LeBel - who said "wilful intent to mislead has not been alleged or proven in this case" - noted that Pfizer's submission to the Supreme Court had offered no explanation for withholding the information.

Teva took the case to the Supreme Court after two lower courts in Canada ruled against it. No one at the firm was immediately available for comment.
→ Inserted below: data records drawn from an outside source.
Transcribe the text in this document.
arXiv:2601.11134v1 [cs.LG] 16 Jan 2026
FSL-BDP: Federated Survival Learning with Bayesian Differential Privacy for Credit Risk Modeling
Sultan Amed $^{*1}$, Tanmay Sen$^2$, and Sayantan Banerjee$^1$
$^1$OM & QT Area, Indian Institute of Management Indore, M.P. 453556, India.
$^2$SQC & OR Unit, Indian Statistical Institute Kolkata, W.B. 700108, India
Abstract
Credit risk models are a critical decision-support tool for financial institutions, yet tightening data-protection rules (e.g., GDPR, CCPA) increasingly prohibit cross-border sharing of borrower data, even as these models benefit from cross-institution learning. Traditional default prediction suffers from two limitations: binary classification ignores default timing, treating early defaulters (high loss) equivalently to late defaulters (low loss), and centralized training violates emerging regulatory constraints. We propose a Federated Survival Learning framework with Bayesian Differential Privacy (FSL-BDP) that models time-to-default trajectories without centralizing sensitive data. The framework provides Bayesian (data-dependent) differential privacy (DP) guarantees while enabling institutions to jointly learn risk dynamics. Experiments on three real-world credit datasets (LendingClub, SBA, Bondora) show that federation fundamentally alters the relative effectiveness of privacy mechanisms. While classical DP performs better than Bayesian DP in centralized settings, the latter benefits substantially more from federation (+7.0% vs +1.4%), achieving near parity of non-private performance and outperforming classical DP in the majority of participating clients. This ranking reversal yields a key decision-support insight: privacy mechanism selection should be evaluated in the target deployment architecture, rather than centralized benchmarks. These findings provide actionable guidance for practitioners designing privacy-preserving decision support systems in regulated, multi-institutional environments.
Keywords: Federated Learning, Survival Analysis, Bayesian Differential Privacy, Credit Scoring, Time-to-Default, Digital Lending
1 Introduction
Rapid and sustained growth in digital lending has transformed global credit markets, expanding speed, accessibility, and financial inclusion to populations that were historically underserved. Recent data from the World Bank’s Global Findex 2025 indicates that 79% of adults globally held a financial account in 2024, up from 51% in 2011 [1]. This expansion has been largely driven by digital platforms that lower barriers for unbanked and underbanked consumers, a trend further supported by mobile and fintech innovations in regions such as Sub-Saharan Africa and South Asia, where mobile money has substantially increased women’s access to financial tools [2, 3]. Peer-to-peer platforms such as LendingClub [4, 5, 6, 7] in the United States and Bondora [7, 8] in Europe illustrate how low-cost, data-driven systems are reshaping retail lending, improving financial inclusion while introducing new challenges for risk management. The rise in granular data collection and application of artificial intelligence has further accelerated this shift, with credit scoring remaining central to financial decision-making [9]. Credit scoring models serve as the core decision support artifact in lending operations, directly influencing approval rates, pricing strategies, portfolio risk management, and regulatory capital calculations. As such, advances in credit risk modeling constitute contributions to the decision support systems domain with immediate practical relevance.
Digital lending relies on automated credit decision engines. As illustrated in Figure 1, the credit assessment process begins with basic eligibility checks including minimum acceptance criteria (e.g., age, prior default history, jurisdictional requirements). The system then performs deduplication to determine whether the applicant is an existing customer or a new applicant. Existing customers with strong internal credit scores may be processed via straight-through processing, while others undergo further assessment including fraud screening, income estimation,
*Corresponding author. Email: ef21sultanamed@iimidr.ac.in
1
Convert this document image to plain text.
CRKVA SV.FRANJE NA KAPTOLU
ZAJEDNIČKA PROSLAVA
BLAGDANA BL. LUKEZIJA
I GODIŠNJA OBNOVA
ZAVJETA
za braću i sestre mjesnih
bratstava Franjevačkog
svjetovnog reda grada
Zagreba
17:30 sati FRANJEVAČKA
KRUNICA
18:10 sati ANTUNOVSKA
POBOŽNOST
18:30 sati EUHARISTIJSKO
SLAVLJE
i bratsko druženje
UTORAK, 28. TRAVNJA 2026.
Damien Conover, an analyst at Morningstar, said he expects the Canadian ruling to have minimal impact on Viagra sales in the United States, even though people are more likely to buy "lifestyle" drugs such as Viagra as generics than they are to buy generic life-saving drugs.

"But I think it'll be a minor impact. I can't say how much it will hurt (U.S.) sales, but it'll be minimal," Conover added.

Even Teva isn't expected to gain much, said Kevin Kedra, an analyst at Gabelli & Co. "I don't think this is something that will move the needle for either company," he said.

Viagra is Pfizer's sixth-biggest medicine, with annual sales of about $2 billion. Its sales have been crimped by competition from Eli Lilly and Co's longer-acting Cialis.

The case is 33951, Teva Canada Ltd against Pfizer Canada Inc et al.